Siena Parker joined Penguin Random House, the UK’s largest publisher, in the spring of 2015 as the company’s first ever corporate responsibility manager. With a strong mandate from CEO Tom Weldon, but no pre-existing strategy or goals, Siena’s first challenge was to unite the disparate CR activity in a way that helped to differentiate the brand and convince colleagues that CR was about more than charity fundraising and recycling.
Setting the Scene
Siena began the process with a materiality assessment, using an external stakeholder survey with a selection of authors, literary agents, customers and suppliers; a colleague survey and a consumer survey using a panel of over 2,000 readers to discover the issues that mattered most to stakeholders.The result was clear: creativity.
Using the output of the materiality assessment, Siena worked together with stakeholders across the business to develop the company’s 'Creative Responsibility' strategy.
Closing the creativity gap
An evolution beyond ‘Corporate Responsibility’, which had lost much of its currency for engagement within the organisation, ‘Creative Responsibility’ speaks to the heart of the business and addressing the creativity gap provides a core strategic focus.
Rooted in the inequalities of society, the creativity gap is the gap between having creative potential and being given the opportunity to achieve it.By focusing the strategy on helping to address that gap, Siena was able to bring together the four pillars of Reading, Diversity, Community and Sustainability in a way that was both meaningful and consistent with the values and culture of the business.
Achieving Rapid Social Impact
Delivering a manifesto for action
The Creative Responsibility Manifesto, which summarised the four pillars of the strategy and outlined ways in which employees could get involved with each, was launched in November by the CEO at an all staff briefing.
Siena then delivered some 35 + presentations to teams across the organisation, tailoring the messages to each team and exploring the details of the strategy and its relevance to colleagues working across the business in sales, distribution and publishing to name just a few.

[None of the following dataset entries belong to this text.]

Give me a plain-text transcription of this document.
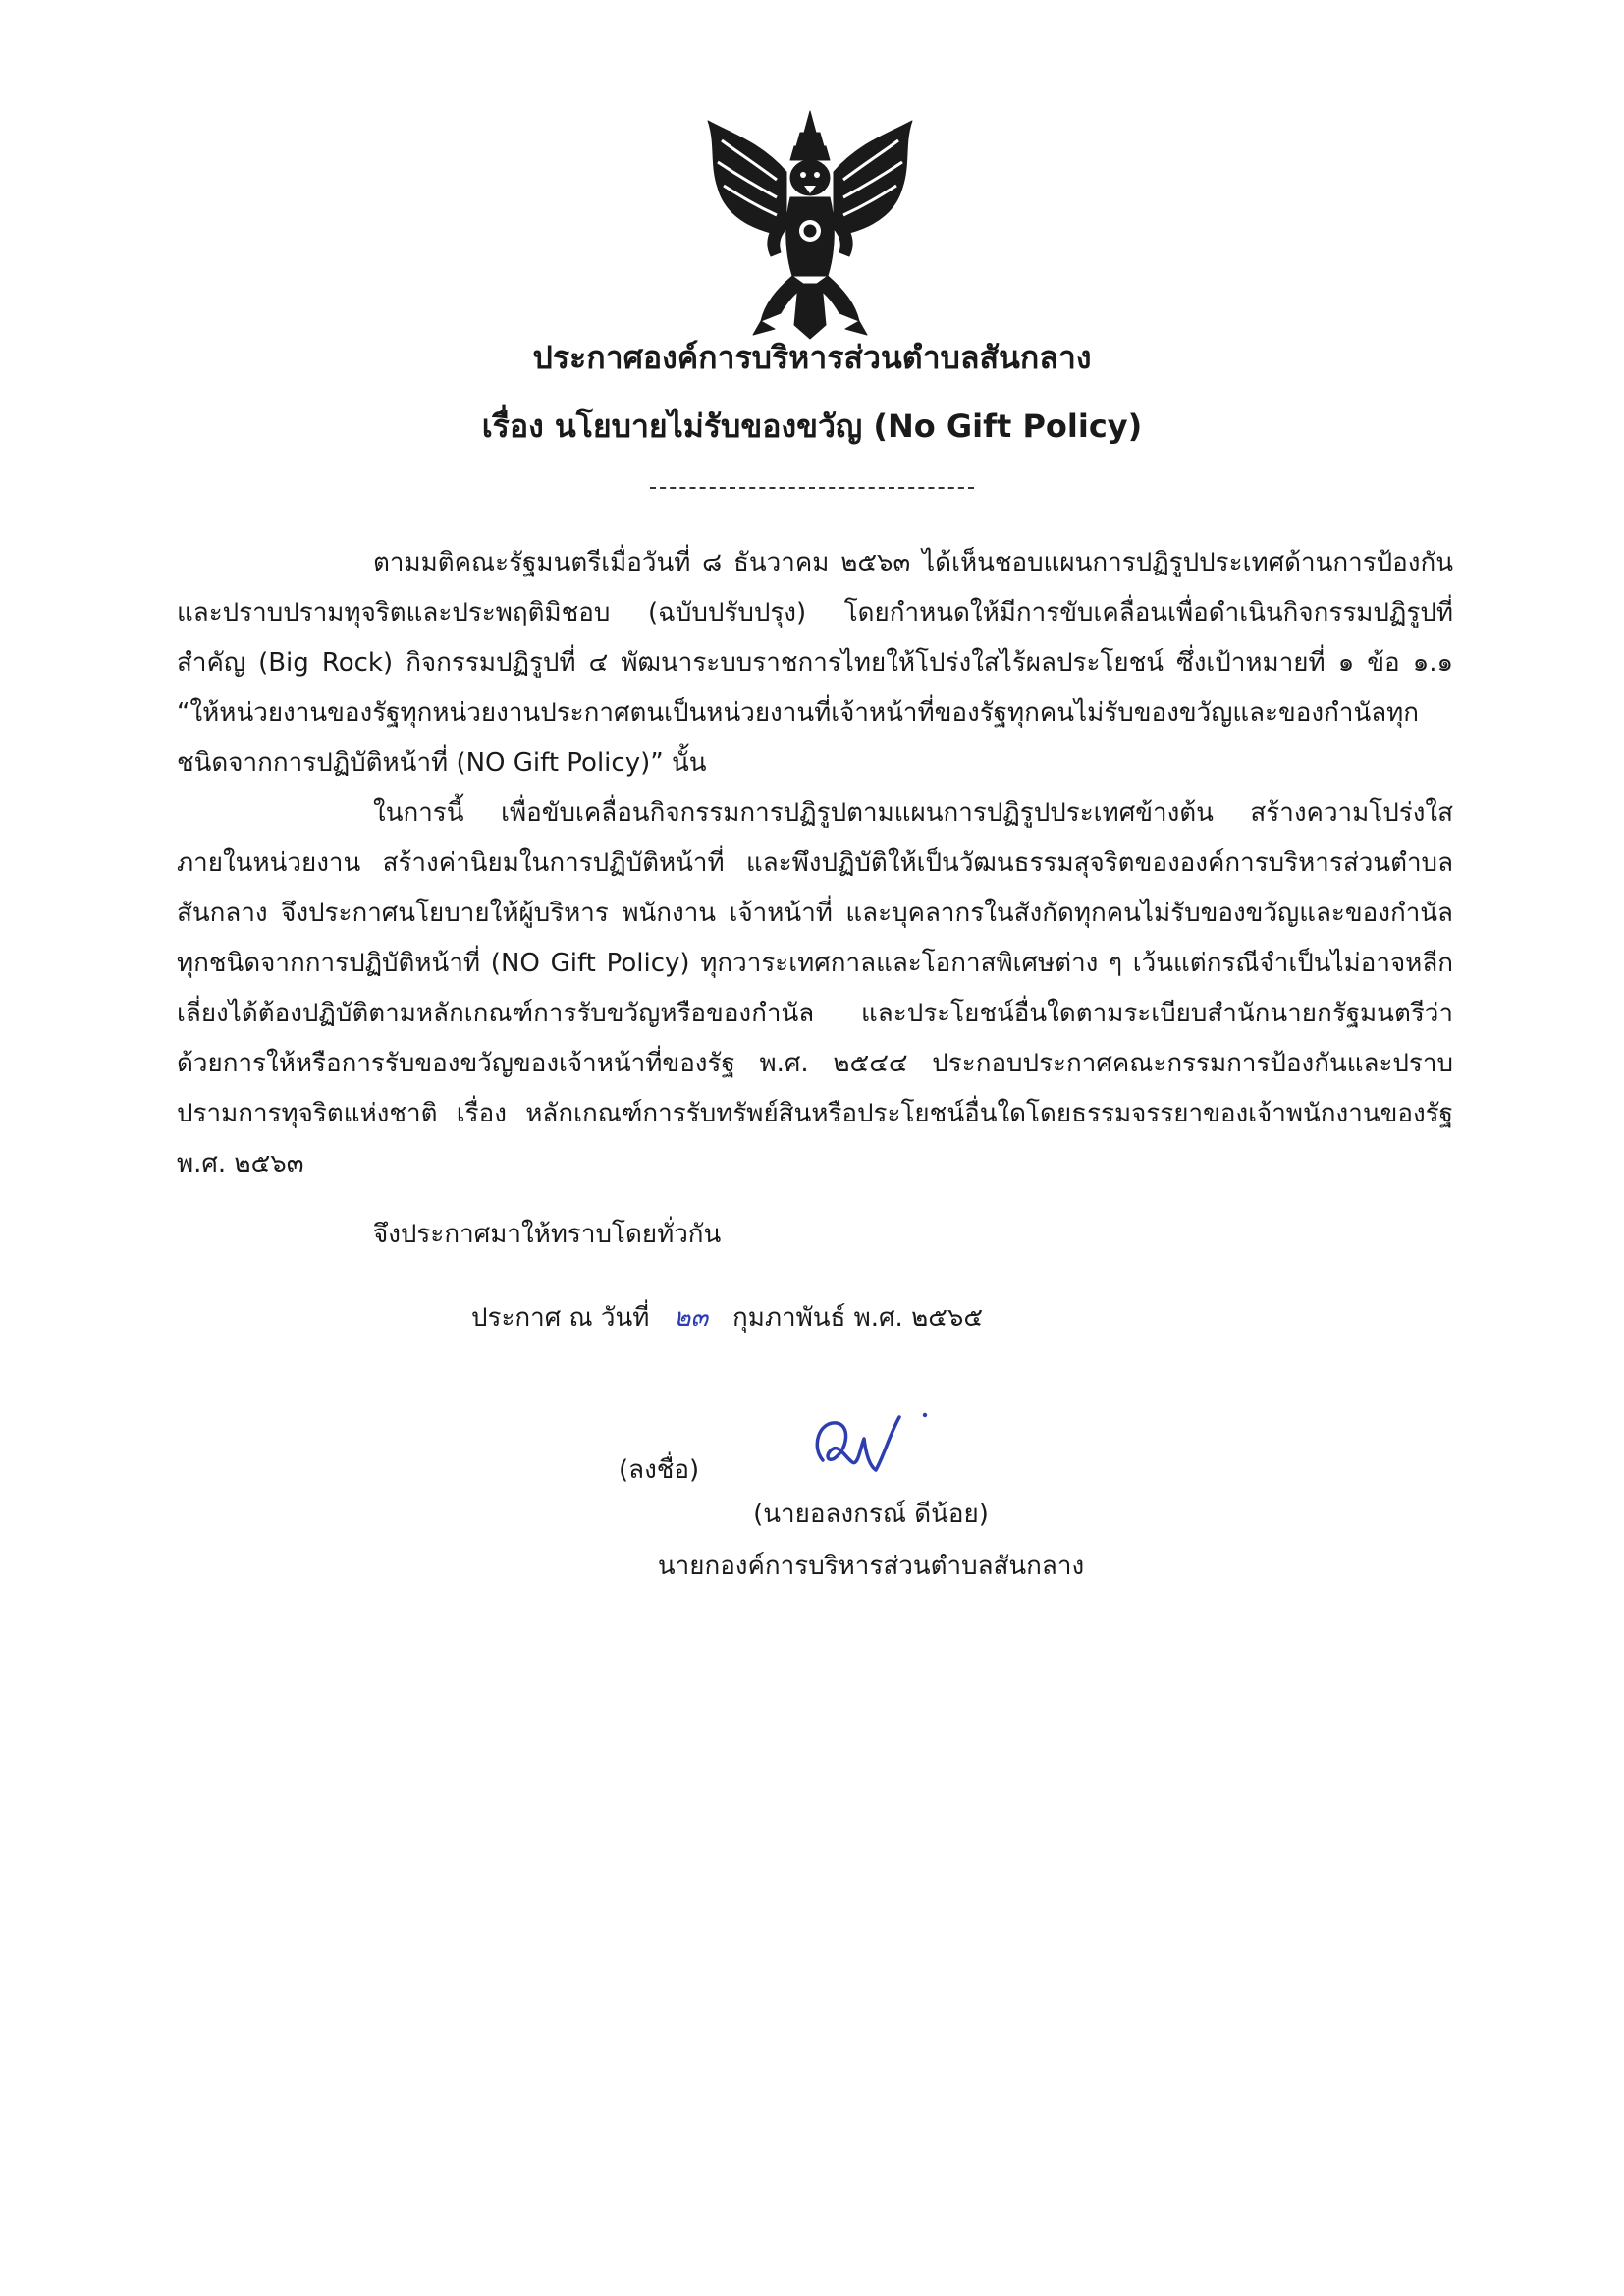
ประกาศองค์การบริหารส่วนตำบลสันกลาง
เรื่อง นโยบายไม่รับของขวัญ (No Gift Policy)

ตามมติคณะรัฐมนตรีเมื่อวันที่ ๘ ธันวาคม ๒๕๖๓ ได้เห็นชอบแผนการปฏิรูปประเทศด้านการป้องกันและปราบปรามทุจริตและประพฤติมิชอบ (ฉบับปรับปรุง) โดยกำหนดให้มีการขับเคลื่อนเพื่อดำเนินกิจกรรมปฏิรูปที่สำคัญ (Big Rock) กิจกรรมปฏิรูปที่ ๔ พัฒนาระบบราชการไทยให้โปร่งใสไร้ผลประโยชน์ ซึ่งเป้าหมายที่ ๑ ข้อ ๑.๑ “ให้หน่วยงานของรัฐทุกหน่วยงานประกาศตนเป็นหน่วยงานที่เจ้าหน้าที่ของรัฐทุกคนไม่รับของขวัญและของกำนัลทุกชนิดจากการปฏิบัติหน้าที่ (NO Gift Policy)” นั้น

ในการนี้ เพื่อขับเคลื่อนกิจกรรมการปฏิรูปตามแผนการปฏิรูปประเทศข้างต้น สร้างความโปร่งใสภายในหน่วยงาน สร้างค่านิยมในการปฏิบัติหน้าที่ และพึงปฏิบัติให้เป็นวัฒนธรรมสุจริตขององค์การบริหารส่วนตำบลสันกลาง จึงประกาศนโยบายให้ผู้บริหาร พนักงาน เจ้าหน้าที่ และบุคลากรในสังกัดทุกคนไม่รับของขวัญและของกำนัลทุกชนิดจากการปฏิบัติหน้าที่ (NO Gift Policy) ทุกวาระเทศกาลและโอกาสพิเศษต่าง ๆ เว้นแต่กรณีจำเป็นไม่อาจหลีกเลี่ยงได้ต้องปฏิบัติตามหลักเกณฑ์การรับขวัญหรือของกำนัล และประโยชน์อื่นใดตามระเบียบสำนักนายกรัฐมนตรีว่าด้วยการให้หรือการรับของขวัญของเจ้าหน้าที่ของรัฐ พ.ศ. ๒๕๔๔ ประกอบประกาศคณะกรรมการป้องกันและปราบปรามการทุจริตแห่งชาติ เรื่อง หลักเกณฑ์การรับทรัพย์สินหรือประโยชน์อื่นใดโดยธรรมจรรยาของเจ้าพนักงานของรัฐ พ.ศ. ๒๕๖๓

จึงประกาศมาให้ทราบโดยทั่วกัน
ประกาศ ณ วันที่ ๒๓ กุมภาพันธ์ พ.ศ. ๒๕๖๕
(ลงชื่อ)
(นายอลงกรณ์ ดีน้อย)
นายกองค์การบริหารส่วนตำบลสันกลาง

Within a month of the launch of the Creative Responsibility Manifesto, ten percent of the workforce had signed up to play a part in one or more of the pillars – a figure that has since risen to 20 percent, far surpassing expectations of a workforce with around 50 percent shift workers.
Creating a Lasting Legacy
Use being ‘new’ as door opener
As a team of one, Siena has already made a big impact at Penguin Random House in her first 12 months. Her advice to anyone else starting in a new role is to use the fact that you’re new to have as many conversations as you can with as many people as possible.
Advice for Creating Positive Impact
“Being new to an organisation is a wonderful excuse to knock on doors and ask lots of questions, so take advantage of the opportunity while you can.”